# Quantum gravity, string theory and symmetries

Perhaps the greatest challenge of modern theoretical physics is the quantization of the gravitational field. A consistent theory of quantum gravity seems to be required to answer questions about the early universe and the nature of black holes. Several candidate theories have been put forward over the last decades. On the one hand, supergravity and superstring theory aim for a unification of gravity with the other fundamental interactions, and have their roots in QFT. On the other hand, non-perturbative approaches such as loop quantum gravity, spin foams and group field theory proceed from basic principles of General Relativity (GR). The first core area concerns the underlying structures and symmetries of these different theories, with the aim of distilling the crucial physical and mathematical objects for the correct formulation of quantum gravity.

Both supergravity and string theory possess remarkable symmetries that are, however, not always manifestly realized. In order to understand their geometrical origin, so-called "exceptional geometries" are being developed that merge the conventional differential geometry underlying Einstein's theory with the symmetries in the matter sector. In addition, the analysis of the differential equations governing supergravity in the vicinity of cosmological singularities has revealed the presence of infinite-dimensional symmetry algebras. The study of these symmetries has led to many novel insights, and is expected to have important consequences for quantization; ultimately, it could even provide a fully algebraic reformulation of quantum gravity with emergent space-time.

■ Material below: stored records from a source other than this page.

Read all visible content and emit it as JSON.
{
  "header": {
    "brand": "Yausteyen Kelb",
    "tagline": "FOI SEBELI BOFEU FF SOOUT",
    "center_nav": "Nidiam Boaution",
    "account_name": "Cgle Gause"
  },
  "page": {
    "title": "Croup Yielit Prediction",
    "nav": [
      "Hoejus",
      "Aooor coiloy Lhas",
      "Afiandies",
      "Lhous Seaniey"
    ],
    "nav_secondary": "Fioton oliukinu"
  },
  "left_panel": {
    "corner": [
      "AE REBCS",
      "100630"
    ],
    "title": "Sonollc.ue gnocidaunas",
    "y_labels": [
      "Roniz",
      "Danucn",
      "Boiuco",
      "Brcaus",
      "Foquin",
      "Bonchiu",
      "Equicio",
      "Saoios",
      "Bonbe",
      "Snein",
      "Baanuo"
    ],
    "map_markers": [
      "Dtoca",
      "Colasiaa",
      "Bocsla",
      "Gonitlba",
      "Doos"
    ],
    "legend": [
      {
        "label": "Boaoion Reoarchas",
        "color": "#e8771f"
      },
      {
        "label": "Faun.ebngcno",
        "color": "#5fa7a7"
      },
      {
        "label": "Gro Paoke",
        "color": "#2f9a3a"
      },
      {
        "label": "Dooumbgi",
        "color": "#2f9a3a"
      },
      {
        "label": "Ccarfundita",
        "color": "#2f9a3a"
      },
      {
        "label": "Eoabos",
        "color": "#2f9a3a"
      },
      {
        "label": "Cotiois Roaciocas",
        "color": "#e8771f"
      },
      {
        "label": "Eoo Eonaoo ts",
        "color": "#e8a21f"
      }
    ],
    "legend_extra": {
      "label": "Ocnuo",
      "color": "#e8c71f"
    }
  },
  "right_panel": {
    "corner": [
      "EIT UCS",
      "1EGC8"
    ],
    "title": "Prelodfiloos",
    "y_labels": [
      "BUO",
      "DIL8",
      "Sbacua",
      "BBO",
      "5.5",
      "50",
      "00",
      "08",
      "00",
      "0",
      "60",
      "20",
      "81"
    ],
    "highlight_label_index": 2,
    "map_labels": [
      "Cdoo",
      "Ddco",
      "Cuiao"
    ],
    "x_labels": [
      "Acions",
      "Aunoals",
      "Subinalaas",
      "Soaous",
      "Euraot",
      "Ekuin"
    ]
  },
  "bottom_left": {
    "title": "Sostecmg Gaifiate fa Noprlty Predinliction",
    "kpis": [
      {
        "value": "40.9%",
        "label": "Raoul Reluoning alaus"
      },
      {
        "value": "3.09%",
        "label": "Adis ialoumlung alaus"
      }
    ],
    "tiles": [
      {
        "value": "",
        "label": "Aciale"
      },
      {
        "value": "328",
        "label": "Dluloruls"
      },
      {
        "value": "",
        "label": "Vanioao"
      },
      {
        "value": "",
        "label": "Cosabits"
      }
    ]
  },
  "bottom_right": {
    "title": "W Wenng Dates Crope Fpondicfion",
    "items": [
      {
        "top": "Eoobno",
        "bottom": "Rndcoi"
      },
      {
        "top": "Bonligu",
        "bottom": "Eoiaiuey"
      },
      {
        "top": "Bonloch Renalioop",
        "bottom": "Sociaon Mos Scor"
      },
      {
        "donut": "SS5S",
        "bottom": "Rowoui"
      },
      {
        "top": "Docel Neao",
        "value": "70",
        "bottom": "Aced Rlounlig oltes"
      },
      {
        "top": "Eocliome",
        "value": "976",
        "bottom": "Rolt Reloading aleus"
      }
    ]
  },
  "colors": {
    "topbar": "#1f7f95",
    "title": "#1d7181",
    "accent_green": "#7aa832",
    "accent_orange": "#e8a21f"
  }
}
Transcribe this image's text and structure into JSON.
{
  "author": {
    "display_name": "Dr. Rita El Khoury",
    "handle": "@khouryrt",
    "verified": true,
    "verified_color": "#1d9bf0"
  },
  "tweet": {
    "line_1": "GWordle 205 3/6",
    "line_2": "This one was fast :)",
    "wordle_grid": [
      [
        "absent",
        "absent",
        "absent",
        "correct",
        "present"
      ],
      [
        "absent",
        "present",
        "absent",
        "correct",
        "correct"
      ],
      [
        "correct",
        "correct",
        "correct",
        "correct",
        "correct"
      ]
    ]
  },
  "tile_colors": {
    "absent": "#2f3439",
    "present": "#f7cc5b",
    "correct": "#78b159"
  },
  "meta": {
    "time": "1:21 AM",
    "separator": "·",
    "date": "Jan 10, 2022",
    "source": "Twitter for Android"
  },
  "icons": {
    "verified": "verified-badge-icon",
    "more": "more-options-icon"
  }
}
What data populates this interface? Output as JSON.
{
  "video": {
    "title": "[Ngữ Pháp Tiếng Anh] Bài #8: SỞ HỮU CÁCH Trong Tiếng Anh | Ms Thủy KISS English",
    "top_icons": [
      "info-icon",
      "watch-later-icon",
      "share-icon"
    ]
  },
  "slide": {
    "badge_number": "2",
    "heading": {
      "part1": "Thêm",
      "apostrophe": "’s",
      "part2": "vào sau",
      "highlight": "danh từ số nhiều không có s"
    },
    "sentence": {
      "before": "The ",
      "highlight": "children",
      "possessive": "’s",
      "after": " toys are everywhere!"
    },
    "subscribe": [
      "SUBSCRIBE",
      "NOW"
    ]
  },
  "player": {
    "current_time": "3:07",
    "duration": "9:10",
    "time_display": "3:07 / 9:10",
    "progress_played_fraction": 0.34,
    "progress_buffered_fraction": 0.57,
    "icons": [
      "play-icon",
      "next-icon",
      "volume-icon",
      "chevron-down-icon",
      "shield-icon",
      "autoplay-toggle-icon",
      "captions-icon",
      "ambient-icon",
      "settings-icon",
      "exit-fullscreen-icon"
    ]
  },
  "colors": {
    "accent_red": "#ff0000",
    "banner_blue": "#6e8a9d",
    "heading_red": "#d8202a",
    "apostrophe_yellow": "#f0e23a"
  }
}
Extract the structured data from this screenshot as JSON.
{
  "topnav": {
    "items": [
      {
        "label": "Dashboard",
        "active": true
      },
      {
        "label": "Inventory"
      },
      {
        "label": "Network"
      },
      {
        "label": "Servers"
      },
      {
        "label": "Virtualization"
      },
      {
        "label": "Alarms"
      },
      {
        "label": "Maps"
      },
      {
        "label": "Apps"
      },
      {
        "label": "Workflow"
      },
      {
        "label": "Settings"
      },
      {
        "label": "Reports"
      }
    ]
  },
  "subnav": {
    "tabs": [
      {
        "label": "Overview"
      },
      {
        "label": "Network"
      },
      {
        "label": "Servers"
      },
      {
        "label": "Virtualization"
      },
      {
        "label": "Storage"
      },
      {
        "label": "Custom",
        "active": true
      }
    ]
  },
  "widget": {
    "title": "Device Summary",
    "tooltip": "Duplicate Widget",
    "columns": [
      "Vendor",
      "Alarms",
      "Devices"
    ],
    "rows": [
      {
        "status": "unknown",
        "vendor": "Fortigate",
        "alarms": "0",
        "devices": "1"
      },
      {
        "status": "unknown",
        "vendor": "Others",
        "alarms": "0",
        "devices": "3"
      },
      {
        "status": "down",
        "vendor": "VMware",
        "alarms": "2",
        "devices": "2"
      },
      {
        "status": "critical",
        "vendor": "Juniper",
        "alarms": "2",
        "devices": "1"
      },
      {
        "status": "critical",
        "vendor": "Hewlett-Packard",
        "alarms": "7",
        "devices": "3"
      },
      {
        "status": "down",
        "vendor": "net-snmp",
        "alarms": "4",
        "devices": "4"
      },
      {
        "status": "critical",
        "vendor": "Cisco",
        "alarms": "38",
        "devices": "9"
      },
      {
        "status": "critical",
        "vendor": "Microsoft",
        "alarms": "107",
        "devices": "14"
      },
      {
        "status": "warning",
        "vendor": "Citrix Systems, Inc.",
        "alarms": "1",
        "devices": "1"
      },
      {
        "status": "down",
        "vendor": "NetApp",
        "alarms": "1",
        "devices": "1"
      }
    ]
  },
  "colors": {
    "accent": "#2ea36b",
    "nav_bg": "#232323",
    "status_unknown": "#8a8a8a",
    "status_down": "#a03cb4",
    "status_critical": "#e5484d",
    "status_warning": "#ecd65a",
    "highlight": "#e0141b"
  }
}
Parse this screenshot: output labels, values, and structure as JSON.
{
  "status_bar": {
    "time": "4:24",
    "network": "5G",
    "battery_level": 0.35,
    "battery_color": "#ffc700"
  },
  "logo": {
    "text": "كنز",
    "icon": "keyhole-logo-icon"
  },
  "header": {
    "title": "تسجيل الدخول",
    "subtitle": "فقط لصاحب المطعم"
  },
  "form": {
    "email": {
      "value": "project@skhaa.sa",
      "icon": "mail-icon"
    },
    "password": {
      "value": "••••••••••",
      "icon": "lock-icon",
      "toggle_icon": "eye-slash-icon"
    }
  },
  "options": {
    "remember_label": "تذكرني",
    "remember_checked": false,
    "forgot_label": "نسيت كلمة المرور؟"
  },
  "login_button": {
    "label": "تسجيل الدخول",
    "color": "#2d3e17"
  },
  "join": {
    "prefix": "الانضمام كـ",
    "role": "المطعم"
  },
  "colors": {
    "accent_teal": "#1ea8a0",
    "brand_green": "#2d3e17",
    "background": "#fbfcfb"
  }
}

These symmetries are also closely related to the duality symmetries known to arise in compactifications of string theory which allow sometimes the full determination of the observables (including non-perturbative contributions in an elegant way). Crucial aspects of this intriguing connection remain to be explored in future work, and may for instance shed new light on various questions related to black hole entropy. Important insights into the structure of both quantum gravity and QFT are also due to the string/gauge theory duality or AdS/CFT duality. The focus of the IMPRS here will be on exact results and on the hidden integrability structures. Investigations both at strong coupling, employing string theory, as well as weak coupling, employing supersymmetric gauge theory, are envisaged. The string/gauge correspondence also has important applications in standard QCD. Phenomenological questions relating to perturbative quantum gravity as an effective field theory and Higgs physics will be studied as well.

The IMPRS will also pursue research on higher spin (s>2) gauge theories, following up on recent progress in overcoming obstacles in formulating an interacting theory of this type. This is a very active area of current research, with many new applications also for the AdS/CFT correspondence. The AEI has been one of the leaders in this research direction. Understanding the connection between massive string states and the higher spin gauge symmetries will be a major open topic to be investigated in the IMPRS.